En grandissant, il était extrêmement important pour mes parents que mon frère et moi atteignions chacun notre plein potentiel. Ils avaient leur conception de ce que l’on était capable ou non d’accomplir et ils fixaient leurs attentes en conséquence. Évidemment, plus petite, j’avais l’impression que les attentes étaient plus grandes pour moi que pour Olivier, surtout pour les tâches scolaires, et je criais parfois à l’injustice. La réponse de mon père raisonne encore dans ma tête : Oui! Le potentiel est plus grand. Les attentes sont plus grandes. T’es capable! Tu le fais! C’était comme ça, et c’était non négociable.

Avec le recul aujourd’hui, je vois bien qu’au fond c’était équitable et effectivement approprié à notre propre potentiel. Il fallait aller au bout de ce que l’on pouvait faire. Moi, c’était l’école et la nage synchronisée. Olivier, c’était les sports d’athlétisme et d’aider mon père avec les tâches manuelles.

C’est toujours aussi important pour mes parents de développer le potentiel d’Oli et plus récemment, ils travaillent son autonomie. Ils lui apprennent à cuisiner des repas simples, à consulter le calendrier, à suivre une liste d’achats au magasin et à rester seul à la maison. Pour apprendre, Olivier a besoin de beaucoup de pratique et de répétitions. Il faut donc lui offrir des moments bien choisis où il peut apprendre sans trop de risque et demander de l’aide au besoin.

Lors d’une visite récente chez mes parents, Oli est sorti de la douche un matin en se plaignant à ma mère du fait que ses cheveux étaient trop longs. Ma mère, très sérieusement, lui répond simplement « Oli, tu sais quoi faire quand tes cheveux sont longs ». Oli, aussitôt lui dit : « Oui maman, c’est vrai! Vas le faire tout de suite ». Curieuse de la situation, j’ai demandé à Oli ce qu’il allait faire pour ses cheveux. Et il me dit tout simplement qu’il allait prendre rendez-vous chez la coiffeuse. J’étais stupéfaite!
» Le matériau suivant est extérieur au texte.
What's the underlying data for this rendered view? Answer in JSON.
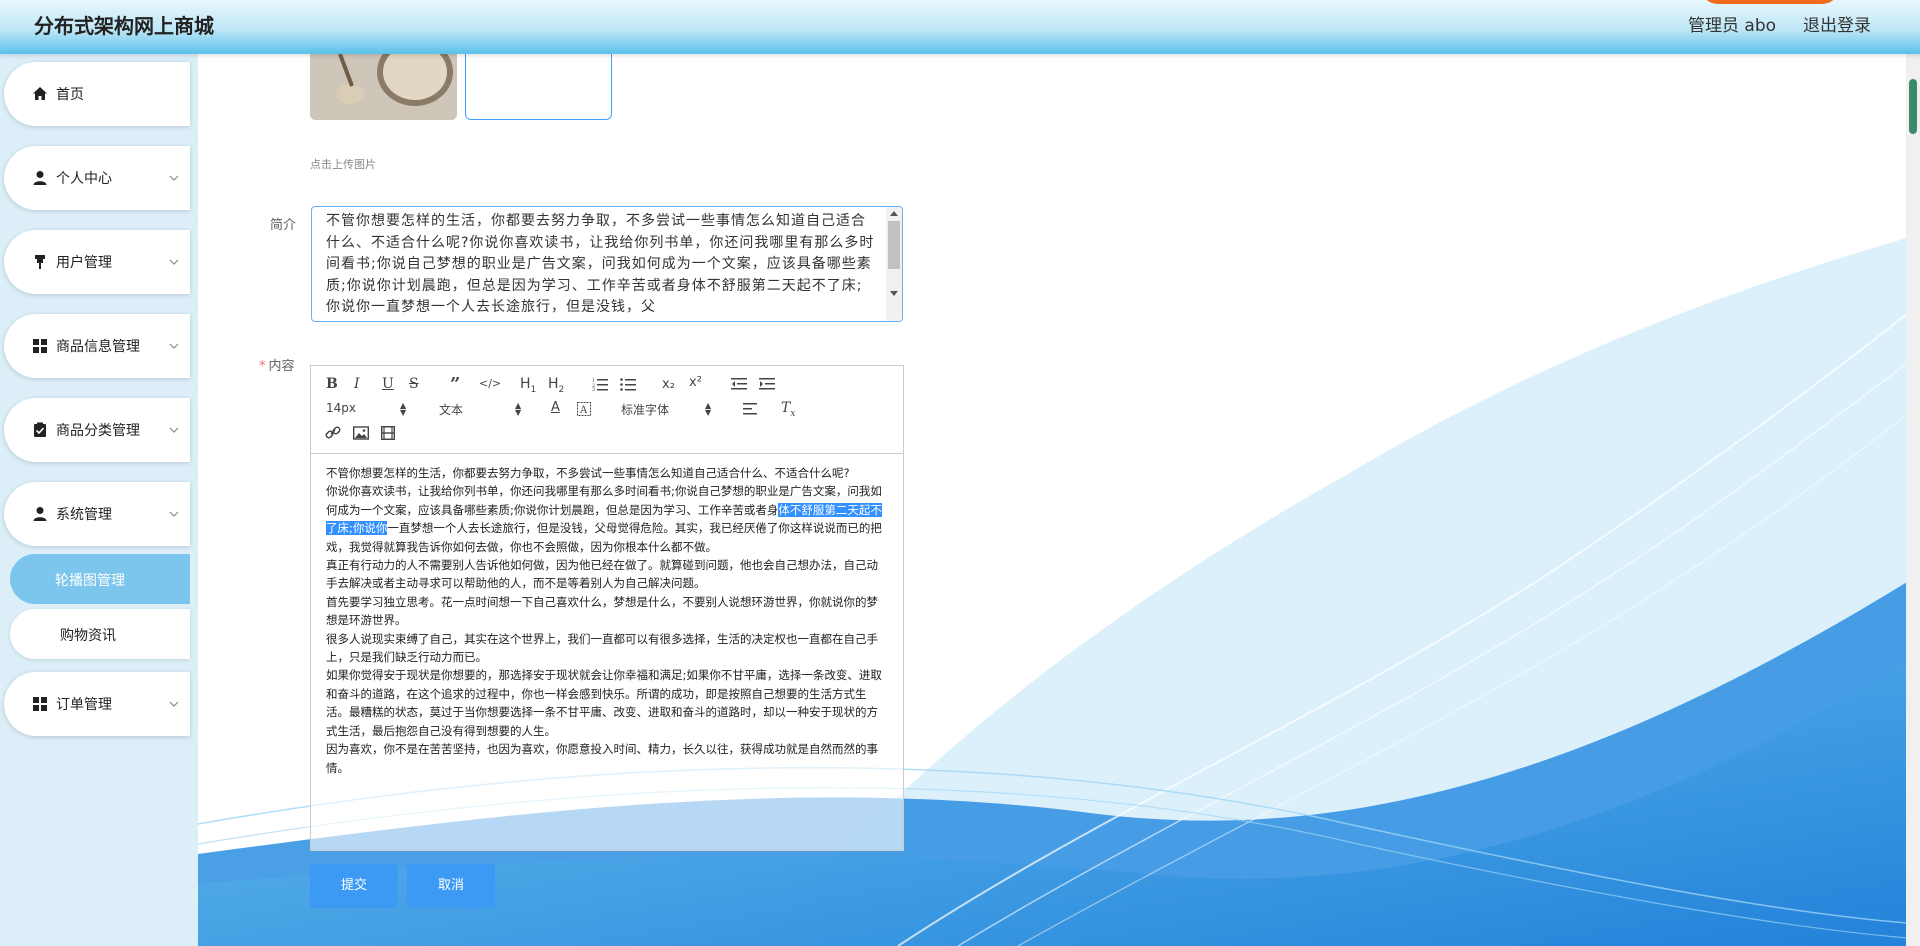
{
  "header": {
    "brand": "分布式架构网上商城",
    "admin_label": "管理员 abo",
    "logout_label": "退出登录"
  },
  "sidebar": {
    "items": [
      {
        "label": "首页",
        "icon": "home-icon"
      },
      {
        "label": "个人中心",
        "icon": "user-icon"
      },
      {
        "label": "用户管理",
        "icon": "pin-icon"
      },
      {
        "label": "商品信息管理",
        "icon": "grid-icon"
      },
      {
        "label": "商品分类管理",
        "icon": "clipboard-check-icon"
      },
      {
        "label": "系统管理",
        "icon": "user-icon"
      },
      {
        "label": "订单管理",
        "icon": "grid-icon"
      }
    ],
    "sub_items": [
      {
        "label": "轮播图管理",
        "active": true
      },
      {
        "label": "购物资讯",
        "active": false
      }
    ]
  },
  "form": {
    "upload_tip": "点击上传图片",
    "intro_label": "简介",
    "intro_text": "不管你想要怎样的生活，你都要去努力争取，不多尝试一些事情怎么知道自己适合什么、不适合什么呢?你说你喜欢读书，让我给你列书单，你还问我哪里有那么多时间看书;你说自己梦想的职业是广告文案，问我如何成为一个文案，应该具备哪些素质;你说你计划晨跑，但总是因为学习、工作辛苦或者身体不舒服第二天起不了床;你说你一直梦想一个人去长途旅行，但是没钱，父",
    "content_label": "内容",
    "required_mark": "*",
    "toolbar": {
      "font_size": "14px",
      "block_type": "文本",
      "font_family": "标准字体",
      "sub_label": "x₂",
      "sup_label": "x²"
    },
    "content": {
      "p1": "不管你想要怎样的生活，你都要去努力争取，不多尝试一些事情怎么知道自己适合什么、不适合什么呢?",
      "p2_before": "你说你喜欢读书，让我给你列书单，你还问我哪里有那么多时间看书;你说自己梦想的职业是广告文案，问我如何成为一个文案，应该具备哪些素质;你说你计划晨跑，但总是因为学习、工作辛苦或者身",
      "p2_selected": "体不舒服第二天起不了床;你说你",
      "p2_after": "一直梦想一个人去长途旅行，但是没钱，父母觉得危险。其实，我已经厌倦了你这样说说而已的把戏，我觉得就算我告诉你如何去做，你也不会照做，因为你根本什么都不做。",
      "p3": "真正有行动力的人不需要别人告诉他如何做，因为他已经在做了。就算碰到问题，他也会自己想办法，自己动手去解决或者主动寻求可以帮助他的人，而不是等着别人为自己解决问题。",
      "p4": "首先要学习独立思考。花一点时间想一下自己喜欢什么，梦想是什么，不要别人说想环游世界，你就说你的梦想是环游世界。",
      "p5": "很多人说现实束缚了自己，其实在这个世界上，我们一直都可以有很多选择，生活的决定权也一直都在自己手上，只是我们缺乏行动力而已。",
      "p6": "如果你觉得安于现状是你想要的，那选择安于现状就会让你幸福和满足;如果你不甘平庸，选择一条改变、进取和奋斗的道路，在这个追求的过程中，你也一样会感到快乐。所谓的成功，即是按照自己想要的生活方式生活。最糟糕的状态，莫过于当你想要选择一条不甘平庸、改变、进取和奋斗的道路时，却以一种安于现状的方式生活，最后抱怨自己没有得到想要的人生。",
      "p7": "因为喜欢，你不是在苦苦坚持，也因为喜欢，你愿意投入时间、精力，长久以往，获得成功就是自然而然的事情。"
    },
    "submit_label": "提交",
    "cancel_label": "取消"
  },
  "colors": {
    "header_accent": "#59c1ea",
    "sidebar_bg": "#dceff9",
    "active_sub": "#7cc5ec",
    "primary_button": "#3c9af5"
  }
}
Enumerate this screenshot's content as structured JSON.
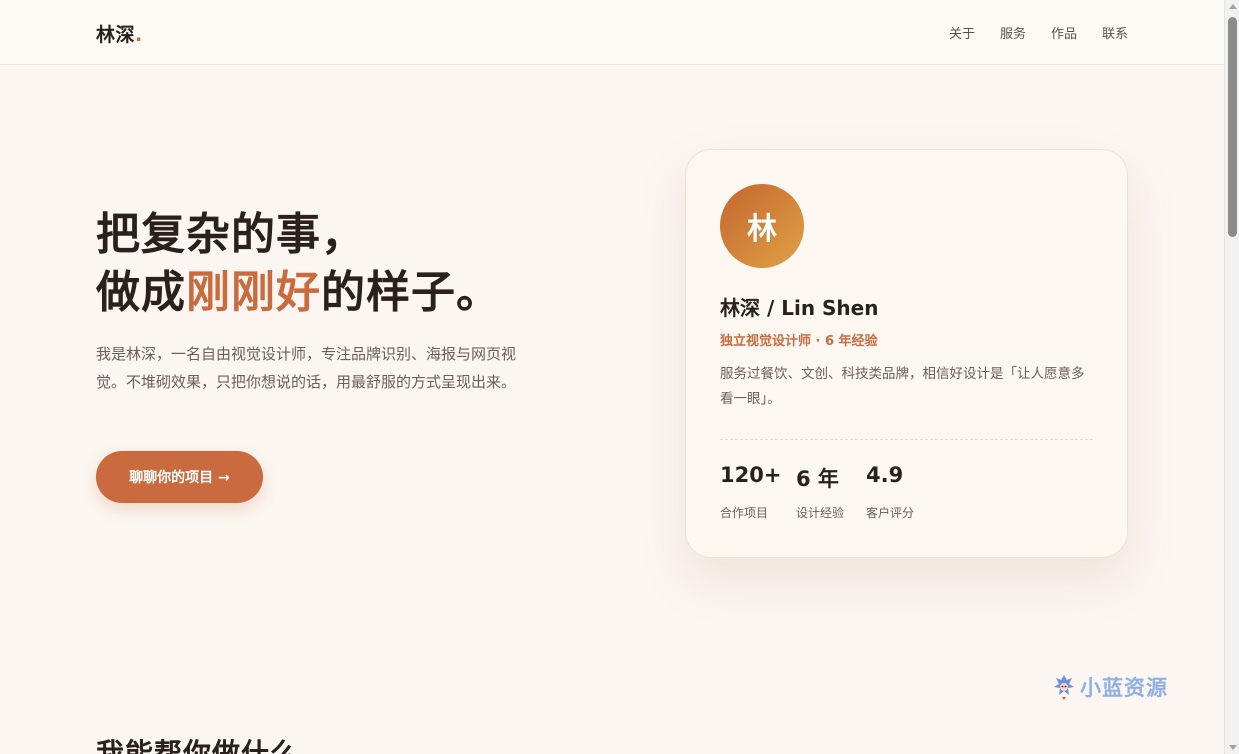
{
  "header": {
    "logo": "林深",
    "logo_dot": ".",
    "nav": [
      {
        "label": "关于"
      },
      {
        "label": "服务"
      },
      {
        "label": "作品"
      },
      {
        "label": "联系"
      }
    ]
  },
  "hero": {
    "title_line1": "把复杂的事，",
    "title_line2_before": "做成",
    "title_line2_accent": "刚刚好",
    "title_line2_after": "的样子。",
    "description": "我是林深，一名自由视觉设计师，专注品牌识别、海报与网页视觉。不堆砌效果，只把你想说的话，用最舒服的方式呈现出来。",
    "cta_label": "聊聊你的项目 →"
  },
  "card": {
    "avatar_text": "林",
    "name": "林深 / Lin Shen",
    "role": "独立视觉设计师 · 6 年经验",
    "description": "服务过餐饮、文创、科技类品牌，相信好设计是「让人愿意多看一眼」。",
    "stats": [
      {
        "value": "120+",
        "label": "合作项目"
      },
      {
        "value": "6 年",
        "label": "设计经验"
      },
      {
        "value": "4.9",
        "label": "客户评分"
      }
    ]
  },
  "section": {
    "title": "我能帮你做什么"
  },
  "watermark": {
    "text": "小蓝资源",
    "icon": "mascot-icon"
  },
  "colors": {
    "accent": "#c96a3f",
    "background": "#fbf6f1",
    "text": "#2a211c"
  }
}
Avec détermination, Oli s’est retiré dans sa chambre et a composé un numéro sur som cellulaire. Au même moment, le téléphone de ma mère a sonné et je l’ai entendu prendre naturellement l’appel : « Salon de coiffure chez Diane, bonjour ». C’est alors que j’ai entendu Oli dire « Bonjour, prendre rendez-vous pour coupe de cheveux SVP ». Ma mère, sérieusement, lui a répondu « Oui OK. Est-ce qu’à 16 h aujourd’hui convient? » et mon frère a confirmé qu’il était disponible. Elle lui a demandé son nom et Oli s’est prononcé en articulant très bien « Oli-vier Des-ma-rais ». Il l’a remerciée puis a raccroché. Quelques instants plus tard Oli, tout content, est sorti de sa chambre et a informé ma mère qu’il avait un rendez-vous pour couper ses cheveux à 16 h et voulait le noter au calendrier. Ma mère l’a aidé avec l’écriture et ils ont tous les deux poursuivi leur routine matinale.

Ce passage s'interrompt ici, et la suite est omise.